Historia — 15 de febrero de 2026 at 00:00

Marie Bonaparte, la princesa discípula de Freud

por
Marie Bonaparte
Fuente: www.freud.org.uk

«Si alguien escribe alguna vez mi vida que la titule La última Bonaparte, porque lo soy. Mis primos de la rama imperial tan solo son Napoleón».

Marie-Félix Blanc de Bonaparte murió al mes de parir a Marie. La sobrina nieta de Napoleón, Marie Bonaparte, fue una princesa atípica. Su infancia estuvo marcada por la soledad y el destino al que la condenaba la gran herencia de su madre, ese dinero que, durante la primera parte de su vida, Marie vería tan codiciado.

Su natural curiosidad e inteligencia le permitieron conocer y estudiar la naturaleza humana a partir de la observación. Miró el mundo por la ventana mientras crecía, pues su abuela temía por su salud (si Marie moría, la herencia regresaría a la familia materna). Absorbió las conversaciones y los comportamientos de sus mayores, y descubrió los misterios de la psique humana a través del teatro, la ópera y la literatura. Heredó el amor a la ciencia y a las letras de sus antepasados más cultos. Clasificó plantas y estrellas y leyó a Rousseau y a Platón. En persona vio a Pierre Curie sacar el radio fosforescente de su abrigo y tomó café con Jean Paul Sartre, entrevistó (y amó) a políticos, médicos, poetas. «Soy susceptible de sufrimiento, no de aburrimiento» (1). Pronto en la vida, tomó la decisión de hacer algo grande; podía ser vicio de su apellido, pero también una necesidad contra viento y marea de ser vista por su padre. O quizá de ser vista y existir para sí misma: «Rousseau me conmovió, no diré que me cambió: solamente lo despertó todo, todo en mí… Mi Jean-Jacques, me gustaría ser cálida y elocuente como tú, me gustaría ser genial como tú, me gustaría remover a los hombres y al mundo como remueve el viento un montón de hojas secas, como hiciste tú» (1).
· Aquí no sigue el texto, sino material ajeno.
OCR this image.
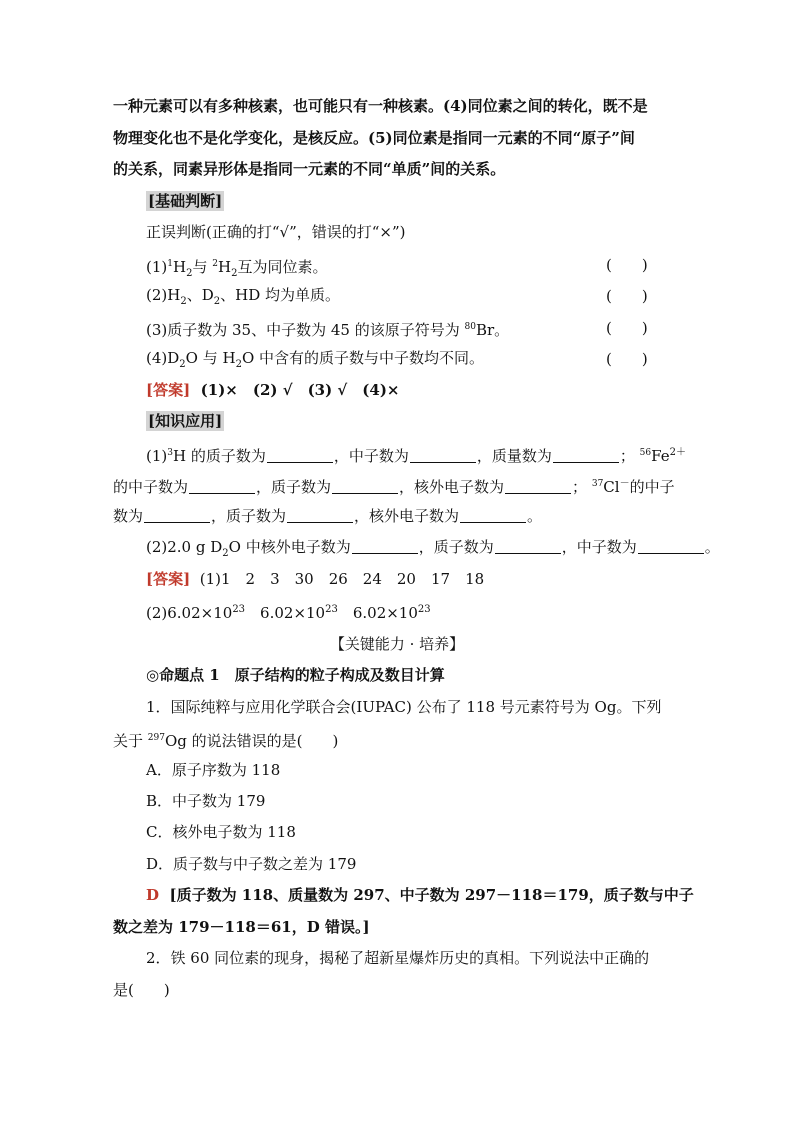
一种元素可以有多种核素，也可能只有一种核素。(4)同位素之间的转化，既不是
物理变化也不是化学变化，是核反应。(5)同位素是指同一元素的不同“原子”间
的关系，同素异形体是指同一元素的不同“单质”间的关系。
[基础判断]
正误判断(正确的打“√”，错误的打“×”)
$(1)^1H_2$与 $^2H_2$互为同位素。	(　　)
$(2)H_2$、$D_2$、HD 均为单质。	(　　)
(3)质子数为 35、中子数为 45 的该原子符号为 $^{80}$Br。	(　　)
$(4)D_2O$ 与 $H_2O$ 中含有的质子数与中子数均不同。	(　　)
[答案] (1)×　(2) √　(3) √　(4)×
[知识应用]
$(1)^3H$ 的质子数为	，中子数为	，质量数为	； $^{56}Fe^{2+}$
的中子数为	，质子数为	，核外电子数为	； $^{37}$Cl－的中子
数为	，质子数为	，核外电子数为	。
(2)2.0 g $D_2O$ 中核外电子数为	，质子数为	，中子数为	。
[答案] (1)1　2　3　30　26　24　20　17　18
$(2)6.02\times 10^{23}$　$6.02\times 10^{23}$　$6.02\times 10^{23}$
【关键能力 · 培养】
◎命题点 1　原子结构的粒子构成及数目计算
1．国际纯粹与应用化学联合会(IUPAC) 公布了 118 号元素符号为 Og。下列
关于 $^{297}$Og 的说法错误的是(　　)
A．原子序数为 118
B．中子数为 179
C．核外电子数为 118
D．质子数与中子数之差为 179
D [质子数为 118、质量数为 297、中子数为 297－118＝179，质子数与中子
数之差为 179－118＝61，D 错误。]
2．铁 60 同位素的现身，揭秘了超新星爆炸历史的真相。下列说法中正确的
是(　　)
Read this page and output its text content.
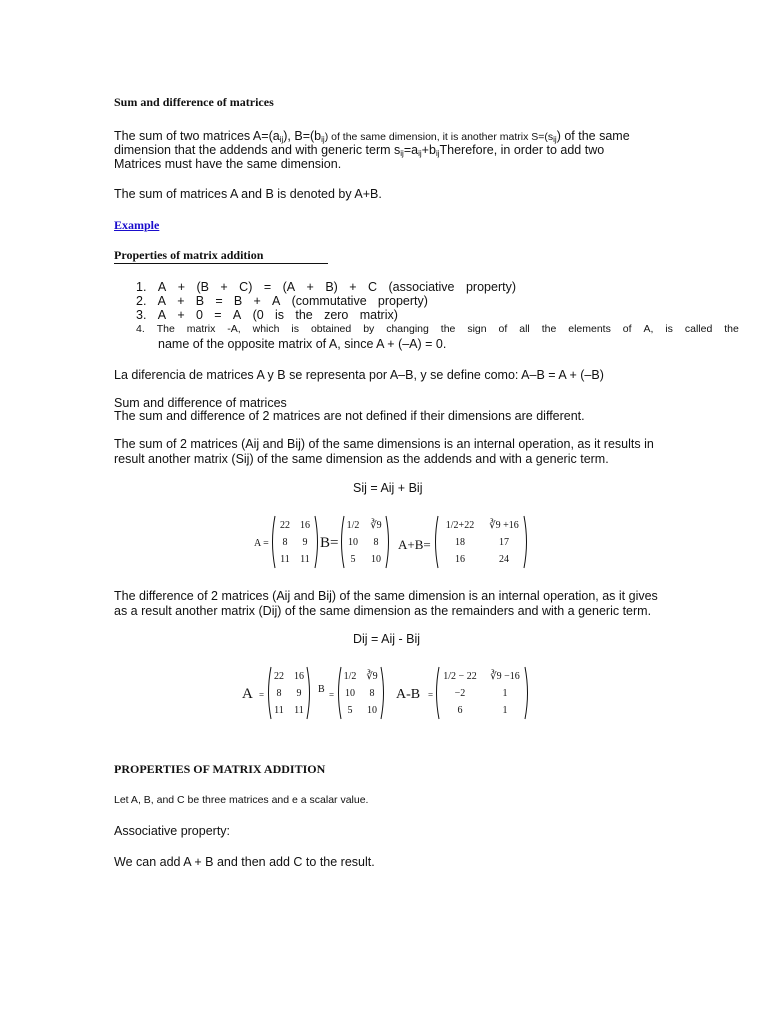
Sum and difference of matrices
The sum of two matrices $A=(a_{ij})$, $B=(b_{ij})$ of the same dimension, it is another matrix $S=(s_{ij})$ of the same
dimension that the addends and with generic term $s_{ij}=a_{ij}+b_{ij}Therefore$, in order to add two
Matrices must have the same dimension.
The sum of matrices A and B is denoted by A+B.
Example
Properties of matrix addition
1. A + (B + C) = (A + B) + C (associative property)
2. A + B = B + A (commutative property)
3. A + 0 = A (0 is the zero matrix)
4. The matrix -A, which is obtained by changing the sign of all the elements of A, is called the
name of the opposite matrix of A, since A + (–A) = 0.
La diferencia de matrices A y B se representa por A–B, y se define como: A–B = A + (–B)
Sum and difference of matrices
The sum and difference of 2 matrices are not defined if their dimensions are different.
The sum of 2 matrices (Aij and Bij) of the same dimensions is an internal operation, as it results in
result another matrix (Sij) of the same dimension as the addends and with a generic term.
Sij = Aij + Bij
A =
22	16
8	9
11	11
B=
1/2	∛9
10	8
5	10
A+B=
1/2+22	∛9 +16
18	17
16	24
The difference of 2 matrices (Aij and Bij) of the same dimension is an internal operation, as it gives
as a result another matrix (Dij) of the same dimension as the remainders and with a generic term.
Dij = Aij - Bij
A =
22	16
8	9
11	11
B =
1/2 ∛9
10	8
5	10
A-B =
1/2 − 22	∛9 −16
−2	1
6	1
PROPERTIES OF MATRIX ADDITION
Let A, B, and C be three matrices and e a scalar value.
Associative property:
We can add A + B and then add C to the result.
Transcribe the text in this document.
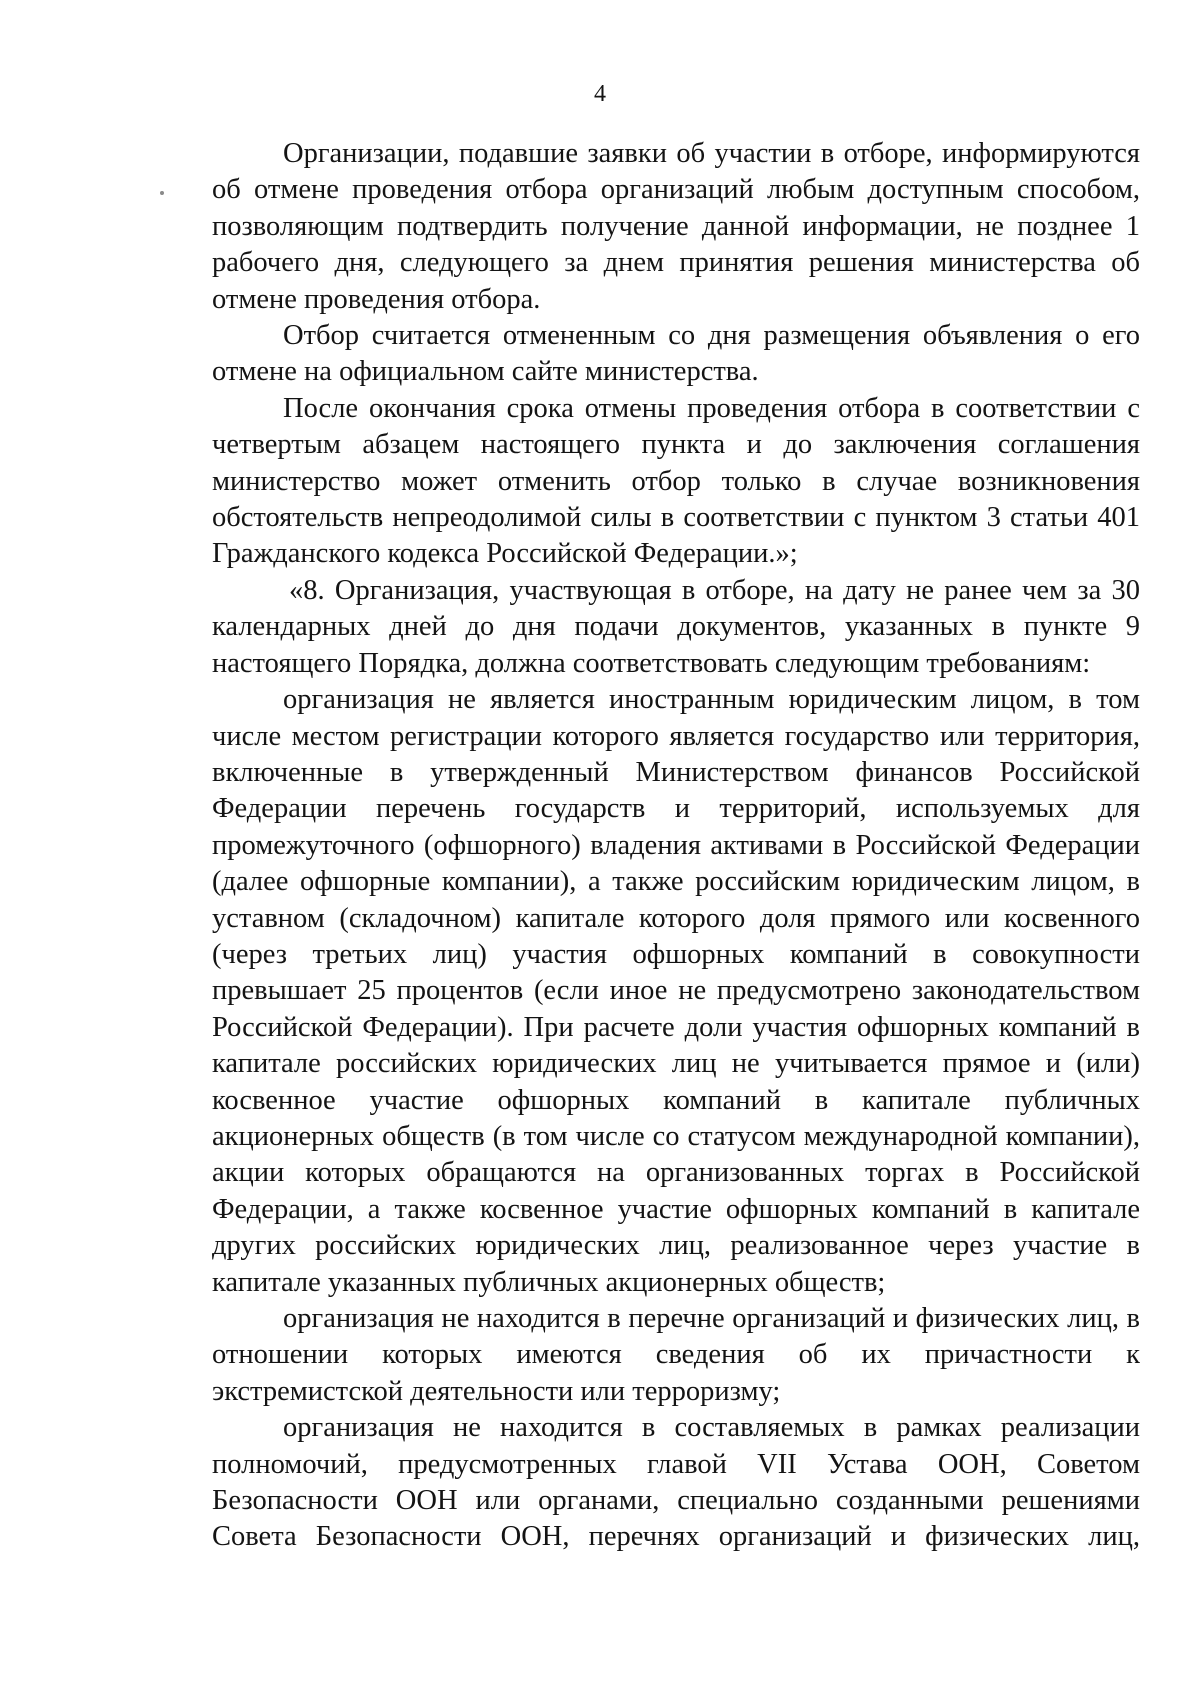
4

Организации, подавшие заявки об участии в отборе, информируются об отмене проведения отбора организаций любым доступным способом, позволяющим подтвердить получение данной информации, не позднее 1 рабочего дня, следующего за днем принятия решения министерства об отмене проведения отбора.

Отбор считается отмененным со дня размещения объявления о его отмене на официальном сайте министерства.

После окончания срока отмены проведения отбора в соответствии с четвертым абзацем настоящего пункта и до заключения соглашения министерство может отменить отбор только в случае возникновения обстоятельств непреодолимой силы в соответствии с пунктом 3 статьи 401 Гражданского кодекса Российской Федерации.»;

«8. Организация, участвующая в отборе, на дату не ранее чем за 30 календарных дней до дня подачи документов, указанных в пункте 9 настоящего Порядка, должна соответствовать следующим требованиям:

организация не является иностранным юридическим лицом, в том числе местом регистрации которого является государство или территория, включенные в утвержденный Министерством финансов Российской Федерации перечень государств и территорий, используемых для промежуточного (офшорного) владения активами в Российской Федерации (далее офшорные компании), а также российским юридическим лицом, в уставном (складочном) капитале которого доля прямого или косвенного (через третьих лиц) участия офшорных компаний в совокупности превышает 25 процентов (если иное не предусмотрено законодательством Российской Федерации). При расчете доли участия офшорных компаний в капитале российских юридических лиц не учитывается прямое и (или) косвенное участие офшорных компаний в капитале публичных акционерных обществ (в том числе со статусом международной компании), акции которых обращаются на организованных торгах в Российской Федерации, а также косвенное участие офшорных компаний в капитале других российских юридических лиц, реализованное через участие в капитале указанных публичных акционерных обществ;

организация не находится в перечне организаций и физических лиц, в отношении которых имеются сведения об их причастности к экстремистской деятельности или терроризму;

организация не находится в составляемых в рамках реализации полномочий, предусмотренных главой VII Устава ООН, Советом Безопасности ООН или органами, специально созданными решениями Совета Безопасности ООН, перечнях организаций и физических лиц,
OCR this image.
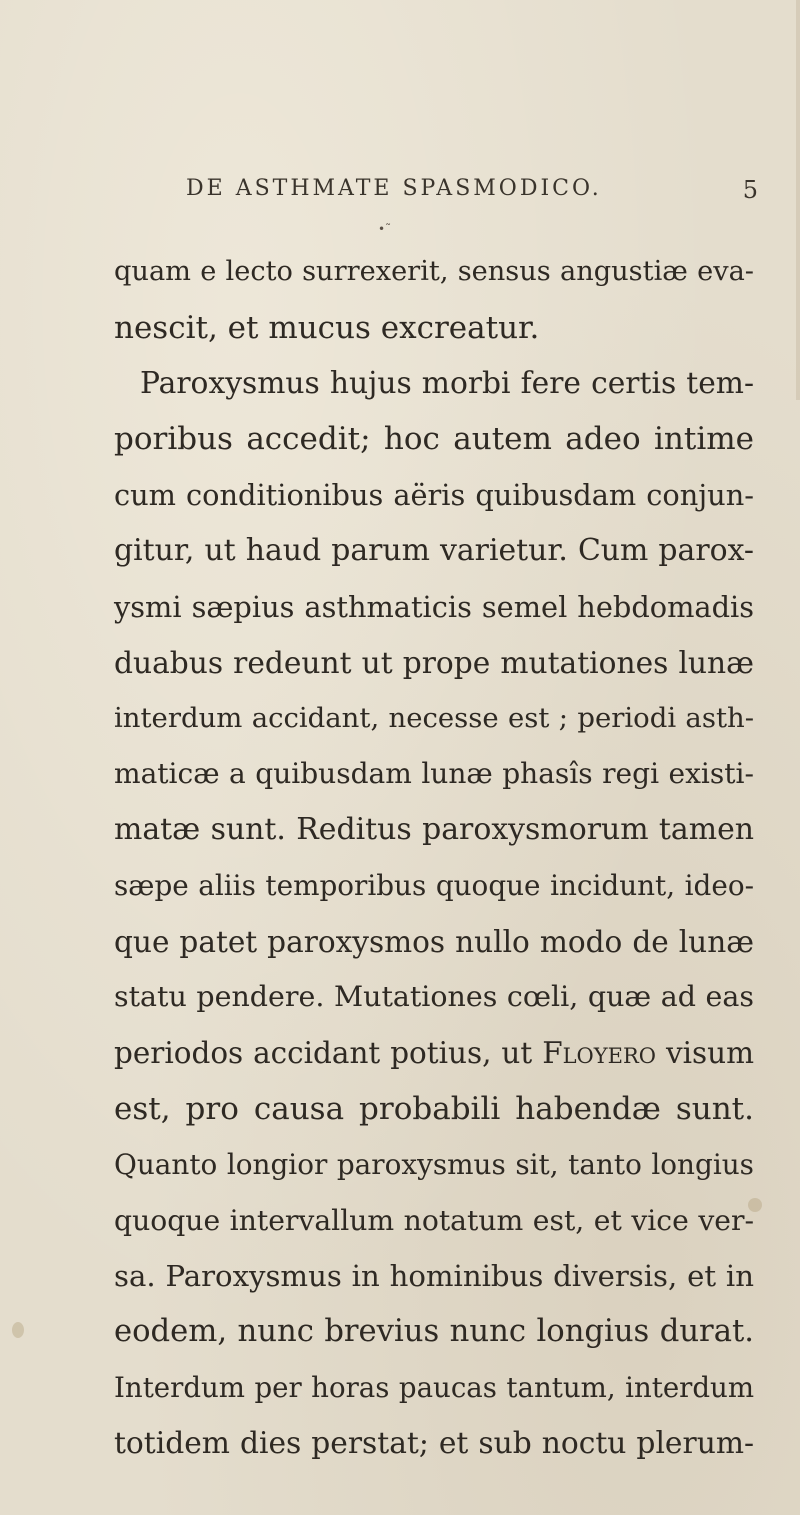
DE ASTHMATE SPASMODICO.	5
•˜
quam e lecto surrexerit, sensus angustiæ eva-
nescit, et mucus excreatur.
Paroxysmus hujus morbi fere certis tem-
poribus accedit; hoc autem adeo intime
cum conditionibus aëris quibusdam conjun-
gitur, ut haud parum varietur. Cum parox-
ysmi sæpius asthmaticis semel hebdomadis
duabus redeunt ut prope mutationes lunæ
interdum accidant, necesse est ; periodi asth-
maticæ a quibusdam lunæ phasîs regi existi-
matæ sunt. Reditus paroxysmorum tamen
sæpe aliis temporibus quoque incidunt, ideo-
que patet paroxysmos nullo modo de lunæ
statu pendere. Mutationes cœli, quæ ad eas
periodos accidant potius, ut Floyero visum
est, pro causa probabili habendæ sunt.
Quanto longior paroxysmus sit, tanto longius
quoque intervallum notatum est, et vice ver-
sa. Paroxysmus in hominibus diversis, et in
eodem, nunc brevius nunc longius durat.
Interdum per horas paucas tantum, interdum
totidem dies perstat; et sub noctu plerum-
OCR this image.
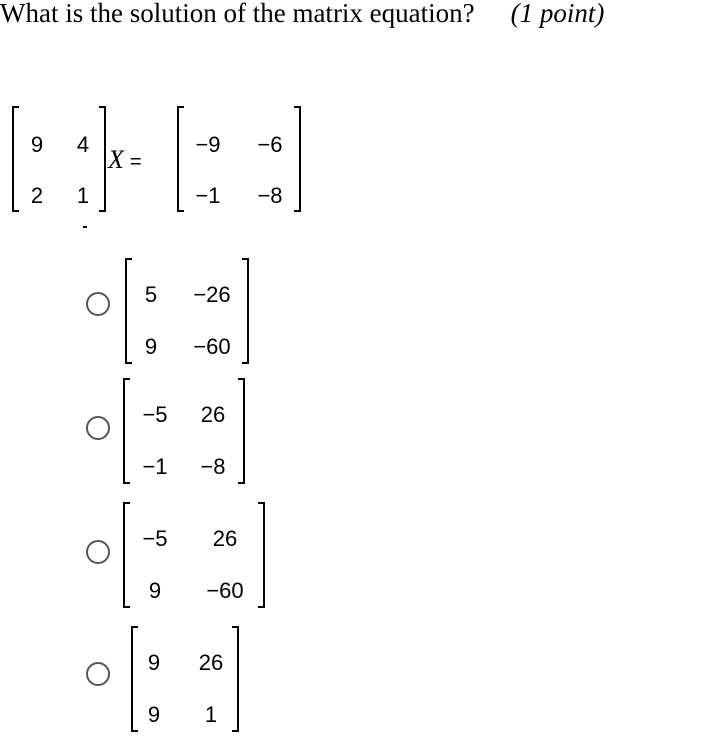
What is the solution of the matrix equation? (1 point)
9 4
2 1
X =
−9	−6
−1	−8
5	−26
9	−60
−5	26
−1	−8
−5	26
9	−60
9 26
9	1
Sus experiencias infantiles en relación con el desapego son tempranas y violentas: el recuerdo de su madre, sus niñeras e institutrices, su deseo de estudiar medicina, sus mascotas. Desde niña convive con la partida de aquello que desea o ama, se acostumbra a que se lo nieguen o arrebaten. Crece, según su propia descripción, carente de amor y rodeada de soledad e injusticia. Le asombra sobremanera la mentira y cómo pueden los adultos vivir en medio de ella con una naturalidad escandalosa.

La terapéutica corre por sus venas casi sin saberlo y escribe desde su juventud. Los cuadernos y diarios con temas diversos que nos deja han permitido rastrear una biografía ordenada, histórica y clínica. Llama la atención la forma natural en que busca tempranamente enfrentar sus miedos en cuanto los descubre: a las armas de fuego, a la muerte.

A los dieciséis años un empleado de confianza de su padre la enamora. Cuando tiene en su poder cartas de amor escritas por su mano, la manipula para conseguir su fortuna, chantaje que ella vive en silencio y con miedo permanente durante cuatro años. El hecho es que este acontecimiento —acompañado ya de su natural desconfianza hacia quienes la rodean— marcará su forma de relacionarse con los hombres para siempre, será cauta y dilatará consumar físicamente la unión con sus amantes por un lado y, al mismo tiempo, su enamoramiento estará caracterizado por el ardor y la ingenuidad adolescentes.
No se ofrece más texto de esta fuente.